I believe strongly in the potential of the network - heck, I wrote a book about it - however, I also understand the same connections that can be used for good can also be used for bad. And the reality is they can be downright dangerous for our children, who can be bullied, stalked and targeted online.

How prevalent is it? The statistics are alarming. One in five teenagers in the US have received an unwanted sexual solicitation online acorrding to the Crimes Against Children Research Center Child pornography is one of the fastest growing businesses online. The National Crime Prevention Council suggests that more than half of American teens are exposed to some sort of cyberbullying and the Kids Helpline found as many as 70% were harassed online.

Unfortunately, these statistics became more personal for me when I learned of a recent incident in our local middle school. And if you are thinking, "Well that's there, it's not happening in our school district," you may want to check with your city's police or even just search your local news; you will find these crimes can and are taking place everywhere. So what can you do?

As a parent, it's natural to want to remove the threats and simply shut down your children's access to the Internet. But are you really prepared to not only cut off access to their computer, but also their cell phone, digital camera, iTouch, video game consoles (Wii or PlayStation), etc.? Let's face it, we live in a digital age and the network is embedded in almost everything we do; so rather than ban it, we need to teach our children how to use it safely and effectively.

I think the following three principles are a good start.
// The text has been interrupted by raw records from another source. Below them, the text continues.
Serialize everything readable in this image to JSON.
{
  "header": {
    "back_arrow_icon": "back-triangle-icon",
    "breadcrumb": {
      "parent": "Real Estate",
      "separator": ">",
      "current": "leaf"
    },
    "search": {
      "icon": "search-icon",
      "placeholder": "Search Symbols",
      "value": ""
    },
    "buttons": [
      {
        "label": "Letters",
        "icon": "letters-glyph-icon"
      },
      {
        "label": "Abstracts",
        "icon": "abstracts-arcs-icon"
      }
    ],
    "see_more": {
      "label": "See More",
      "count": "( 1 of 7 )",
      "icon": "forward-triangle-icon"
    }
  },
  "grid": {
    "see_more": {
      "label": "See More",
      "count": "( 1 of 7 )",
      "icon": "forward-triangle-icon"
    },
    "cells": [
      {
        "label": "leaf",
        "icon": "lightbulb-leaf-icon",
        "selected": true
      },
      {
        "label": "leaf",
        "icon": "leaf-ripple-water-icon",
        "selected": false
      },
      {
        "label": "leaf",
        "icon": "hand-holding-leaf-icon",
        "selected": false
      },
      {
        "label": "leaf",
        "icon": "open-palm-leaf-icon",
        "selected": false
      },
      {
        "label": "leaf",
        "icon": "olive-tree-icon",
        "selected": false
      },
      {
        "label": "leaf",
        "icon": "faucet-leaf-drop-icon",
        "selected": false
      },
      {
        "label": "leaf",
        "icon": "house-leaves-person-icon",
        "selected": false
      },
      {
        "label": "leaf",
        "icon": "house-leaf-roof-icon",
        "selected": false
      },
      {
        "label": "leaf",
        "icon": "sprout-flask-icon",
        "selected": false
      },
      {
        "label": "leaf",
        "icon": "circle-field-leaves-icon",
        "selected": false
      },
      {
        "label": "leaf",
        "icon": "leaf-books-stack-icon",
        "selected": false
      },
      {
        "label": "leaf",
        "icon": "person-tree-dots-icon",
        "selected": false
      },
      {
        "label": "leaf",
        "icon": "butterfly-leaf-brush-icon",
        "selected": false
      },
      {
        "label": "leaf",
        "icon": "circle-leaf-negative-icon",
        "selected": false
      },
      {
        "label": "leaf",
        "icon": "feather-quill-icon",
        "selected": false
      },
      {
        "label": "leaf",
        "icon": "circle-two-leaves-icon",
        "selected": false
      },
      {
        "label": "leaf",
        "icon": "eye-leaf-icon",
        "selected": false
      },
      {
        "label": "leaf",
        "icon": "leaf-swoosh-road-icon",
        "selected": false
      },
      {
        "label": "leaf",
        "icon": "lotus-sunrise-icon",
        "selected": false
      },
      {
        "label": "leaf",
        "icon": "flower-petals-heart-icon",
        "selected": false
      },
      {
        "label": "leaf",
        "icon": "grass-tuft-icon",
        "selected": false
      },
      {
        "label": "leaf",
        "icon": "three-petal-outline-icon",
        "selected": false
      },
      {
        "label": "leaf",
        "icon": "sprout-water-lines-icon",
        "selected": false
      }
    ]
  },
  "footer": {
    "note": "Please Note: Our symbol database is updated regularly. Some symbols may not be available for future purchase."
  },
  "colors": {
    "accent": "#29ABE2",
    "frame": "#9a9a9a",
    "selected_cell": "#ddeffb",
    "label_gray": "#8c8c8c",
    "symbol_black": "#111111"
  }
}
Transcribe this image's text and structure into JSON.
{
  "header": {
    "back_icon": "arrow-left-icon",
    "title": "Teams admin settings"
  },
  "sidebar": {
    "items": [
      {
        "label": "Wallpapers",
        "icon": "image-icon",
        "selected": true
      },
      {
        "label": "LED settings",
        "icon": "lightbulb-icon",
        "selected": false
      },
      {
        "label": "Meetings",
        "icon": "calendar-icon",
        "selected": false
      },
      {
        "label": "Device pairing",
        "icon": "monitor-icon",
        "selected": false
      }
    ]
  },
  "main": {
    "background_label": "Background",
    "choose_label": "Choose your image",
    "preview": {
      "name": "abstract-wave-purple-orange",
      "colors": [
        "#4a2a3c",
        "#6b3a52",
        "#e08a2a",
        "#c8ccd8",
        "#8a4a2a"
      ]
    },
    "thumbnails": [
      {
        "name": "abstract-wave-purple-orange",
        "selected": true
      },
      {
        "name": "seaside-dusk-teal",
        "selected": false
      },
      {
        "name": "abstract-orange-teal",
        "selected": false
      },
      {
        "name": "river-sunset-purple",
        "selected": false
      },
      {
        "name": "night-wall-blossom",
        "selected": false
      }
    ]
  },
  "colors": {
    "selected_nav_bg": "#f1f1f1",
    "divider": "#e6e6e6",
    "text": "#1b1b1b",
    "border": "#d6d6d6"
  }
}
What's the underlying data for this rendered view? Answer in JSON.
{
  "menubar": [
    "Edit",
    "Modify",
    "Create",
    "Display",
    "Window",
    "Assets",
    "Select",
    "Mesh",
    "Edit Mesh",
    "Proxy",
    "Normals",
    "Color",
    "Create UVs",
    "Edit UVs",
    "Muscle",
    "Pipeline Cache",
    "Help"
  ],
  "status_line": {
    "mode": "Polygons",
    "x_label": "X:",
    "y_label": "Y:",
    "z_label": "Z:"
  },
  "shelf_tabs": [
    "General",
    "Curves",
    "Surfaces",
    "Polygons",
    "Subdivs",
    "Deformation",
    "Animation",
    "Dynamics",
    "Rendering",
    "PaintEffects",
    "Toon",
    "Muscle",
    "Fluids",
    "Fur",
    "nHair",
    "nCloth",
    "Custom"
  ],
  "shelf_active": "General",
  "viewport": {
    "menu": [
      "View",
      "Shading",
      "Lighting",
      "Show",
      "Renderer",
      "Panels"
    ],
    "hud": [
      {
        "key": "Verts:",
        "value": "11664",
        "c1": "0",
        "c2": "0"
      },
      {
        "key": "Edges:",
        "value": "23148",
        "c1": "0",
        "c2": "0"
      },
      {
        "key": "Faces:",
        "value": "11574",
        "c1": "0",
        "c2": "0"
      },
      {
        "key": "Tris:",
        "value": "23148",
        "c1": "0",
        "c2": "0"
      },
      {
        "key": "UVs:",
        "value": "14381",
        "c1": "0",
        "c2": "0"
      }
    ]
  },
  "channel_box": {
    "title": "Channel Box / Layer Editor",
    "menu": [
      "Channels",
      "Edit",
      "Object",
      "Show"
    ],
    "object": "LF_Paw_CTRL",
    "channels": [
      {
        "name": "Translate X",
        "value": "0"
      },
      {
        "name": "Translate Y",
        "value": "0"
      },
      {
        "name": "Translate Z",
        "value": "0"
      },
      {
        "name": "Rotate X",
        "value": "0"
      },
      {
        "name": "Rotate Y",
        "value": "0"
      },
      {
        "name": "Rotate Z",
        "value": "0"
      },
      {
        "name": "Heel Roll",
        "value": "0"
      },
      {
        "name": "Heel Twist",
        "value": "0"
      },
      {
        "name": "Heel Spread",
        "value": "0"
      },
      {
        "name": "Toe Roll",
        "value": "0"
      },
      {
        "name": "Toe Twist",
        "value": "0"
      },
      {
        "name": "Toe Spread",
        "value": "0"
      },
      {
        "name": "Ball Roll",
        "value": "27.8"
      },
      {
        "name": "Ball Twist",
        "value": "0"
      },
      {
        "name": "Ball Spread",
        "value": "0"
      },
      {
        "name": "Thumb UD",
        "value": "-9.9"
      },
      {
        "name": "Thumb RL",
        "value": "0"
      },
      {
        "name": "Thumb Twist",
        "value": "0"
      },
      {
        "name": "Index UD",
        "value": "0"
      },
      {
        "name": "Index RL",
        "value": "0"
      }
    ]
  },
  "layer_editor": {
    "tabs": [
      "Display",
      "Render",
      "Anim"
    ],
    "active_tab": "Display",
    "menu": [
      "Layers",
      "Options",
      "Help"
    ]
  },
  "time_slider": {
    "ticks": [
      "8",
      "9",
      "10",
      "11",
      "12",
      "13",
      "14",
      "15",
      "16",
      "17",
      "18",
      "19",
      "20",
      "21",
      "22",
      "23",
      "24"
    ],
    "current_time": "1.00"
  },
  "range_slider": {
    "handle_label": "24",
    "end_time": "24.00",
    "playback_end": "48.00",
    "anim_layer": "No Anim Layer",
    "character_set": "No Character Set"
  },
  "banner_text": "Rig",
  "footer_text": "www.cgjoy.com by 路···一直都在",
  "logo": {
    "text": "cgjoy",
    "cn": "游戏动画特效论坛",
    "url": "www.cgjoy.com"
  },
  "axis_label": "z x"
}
Every parent should make sure their kids:

1. Do not share any personal information - Most obvious is name, age, school, hometown, etc.; less obvious, but no less telling for someone who is paying attention and motivated to figure it out are photos with a school jersey, the name of your local park, the location of your vet, the theater you are going to be at on Friday night, etc. Don't reveal anything that could enable someone you don't know to figure out who you are and find you.

2. Remember that everyone is a stranger - Unless you actually know them, meaning they are a family member, a neighbor, someone you go to school with or know from clubs and extracurricular activities, they are not your "friends," they are strangers. You should not talk to them, take any gifts they may offer, or agree to do anything for them. Unlike the stranger in the mall, where you can at least see them; when you meet someone online you have NO IDEA who they really are. Don't engage.

3. Know there is no such thing as private - When you are online, the information you put out there can be found and accessed by almost everyone. This goes for texts, photos, videos, etc. Think before you post anything - is it something you want to see on the front page of a newspaper? If not, don't do it.

And of course, the most important thing that our children need to know is that they can come to us, no matter what, and we will help them. As in the physical world, there is no substitute for being involved in their lives and that goes for their online activities. Make sure they know you are there and that should anything uncomfortable or threatening arise, you will support them.